At the simplest level, the facts are that bank lending rates have gone up by about 3 percentage points over the past year, matching the inflation rate, which too has gone up by about 3 percentage points.
In "real" terms, that is after adjusting for inflation, interest rates have remained unchanged from where they were a year ago. That would suggest that the RBI has got its sums right.
That does not mean an absence of pain. People who have taken home loans on floating rates of interest are hurting, for instance (I know someone who took a 180-month housing loan in 2003; after paying monthly installments for 42 months, his bank has now told him that his installments will continue to run for another 178 months!).
The real estate market has cooled, naturally, and prices may dip even more as people start unloading properties, which they had bought as investment; so new construction will slow down. Other sectors whose sales are fuelled by retail loans (like motorcars and trucks) are also beginning to feel the pinch.

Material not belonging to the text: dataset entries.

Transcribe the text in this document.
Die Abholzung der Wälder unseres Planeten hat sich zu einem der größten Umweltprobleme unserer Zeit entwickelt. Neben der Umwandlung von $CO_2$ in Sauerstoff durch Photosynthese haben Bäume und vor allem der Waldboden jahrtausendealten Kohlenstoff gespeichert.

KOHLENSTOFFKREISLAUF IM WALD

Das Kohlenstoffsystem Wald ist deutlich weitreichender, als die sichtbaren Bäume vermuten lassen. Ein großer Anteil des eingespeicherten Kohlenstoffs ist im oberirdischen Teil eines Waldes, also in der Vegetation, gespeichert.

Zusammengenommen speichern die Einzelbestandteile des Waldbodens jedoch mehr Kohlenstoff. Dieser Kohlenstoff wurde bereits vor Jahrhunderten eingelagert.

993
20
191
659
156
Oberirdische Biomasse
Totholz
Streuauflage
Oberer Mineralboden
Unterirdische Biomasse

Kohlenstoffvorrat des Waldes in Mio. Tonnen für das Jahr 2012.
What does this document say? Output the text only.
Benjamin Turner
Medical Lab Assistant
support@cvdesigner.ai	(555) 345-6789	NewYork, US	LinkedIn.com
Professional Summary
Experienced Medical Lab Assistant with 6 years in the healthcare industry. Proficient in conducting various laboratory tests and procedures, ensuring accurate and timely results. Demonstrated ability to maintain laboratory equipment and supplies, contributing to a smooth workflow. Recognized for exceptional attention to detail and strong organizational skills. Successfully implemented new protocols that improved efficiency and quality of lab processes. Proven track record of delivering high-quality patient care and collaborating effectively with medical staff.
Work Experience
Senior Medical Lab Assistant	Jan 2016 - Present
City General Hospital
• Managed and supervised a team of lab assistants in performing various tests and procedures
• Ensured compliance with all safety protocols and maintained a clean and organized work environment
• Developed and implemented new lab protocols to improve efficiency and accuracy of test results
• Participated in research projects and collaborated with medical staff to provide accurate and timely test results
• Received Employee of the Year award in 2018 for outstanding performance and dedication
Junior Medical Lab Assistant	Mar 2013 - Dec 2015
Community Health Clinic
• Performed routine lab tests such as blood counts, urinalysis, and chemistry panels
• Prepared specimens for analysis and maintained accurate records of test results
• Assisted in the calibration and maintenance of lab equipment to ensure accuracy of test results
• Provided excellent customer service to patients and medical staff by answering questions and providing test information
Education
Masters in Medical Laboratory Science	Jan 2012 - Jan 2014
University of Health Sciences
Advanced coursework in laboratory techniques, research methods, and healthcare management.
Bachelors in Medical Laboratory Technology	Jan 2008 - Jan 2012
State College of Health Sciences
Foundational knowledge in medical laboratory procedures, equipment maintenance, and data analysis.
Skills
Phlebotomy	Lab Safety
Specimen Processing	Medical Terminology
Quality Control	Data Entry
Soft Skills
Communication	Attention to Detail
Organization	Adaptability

Companies in other spheres too will think twice about new projects, especially if they involve fresh debt. However, most firms have a bigger cache of reserves than in the past (profits these last three years have been very good), and therefore are less dependent on loans for financing their investment.
The big firms, meanwhile, have access to international borrowing at much lower rates. So Corporate India is not likely to feel the pinch as much as individual borrowers. However, a general change of expectations with regard to the future does affect everyone's behaviour.
The real problem in the coming months could be the availability (not so much the cost) of credit. This has been growing at an annual rate of 30 per cent and, despite the tightening, continues to grow at nearly the same speed. As the
RBI-administered squeeze takes effect, though, many smaller borrowers will find themselves being crowded out; to the extent that the big boys have more resources of their own, and can borrow abroad, the squeeze will hit small businesses harder. Interest rates in the informal money market could make bank rates look like charity.
What are the macro-economic implications? It is more or less certain that GDP growth will slow down from the recent 9 per cent rate, and the RBI's forecast for the new year is 8-8.5 per cent - not bad going in a slowdown.
Why then the chorus of criticism? Three points have been made. First, no one likes high and rising interest rates (other than bank depositors, lots of whom have already taken money from their savings accounts and put them in fixed deposits!), because they signal a slowing down of economic momentum; among other things, rising interest rates also tend to depress stock prices, as happened immediately after the RBI announcement last Friday.
So punters are upset. Second, as Surjit Bhalla argued on this page three weeks ago, inflation is a dragon that has already been tamed, so the RBI's latest steps were unnecessary. RBI's response is to point to retail prices, which are climbing even faster than the wholesale price index.
Third, as Ajay Shah argued earlier this week, the RBI in its bid to prevent the rupee from climbing against the dollar has been buying dollars in exchange for the rupee. That only adds to domestic liquidity, and therefore to spending and borrowing power. The RBI's counter is that it has raised the cash credit ratio in order to suck this liquidity out of the system, and that a rising rupee will hit exports (which have already slowed down) because competitor countries in Asia are keeping their currency valuations low.
The arguments will go on. Meanwhile, what is clear is that the RBI has signaled its determination to tame prices, that growth expectations for 2007-08 are still in the 8 per cent range, and that over-heated markets that needed a dousing in cold water have got it.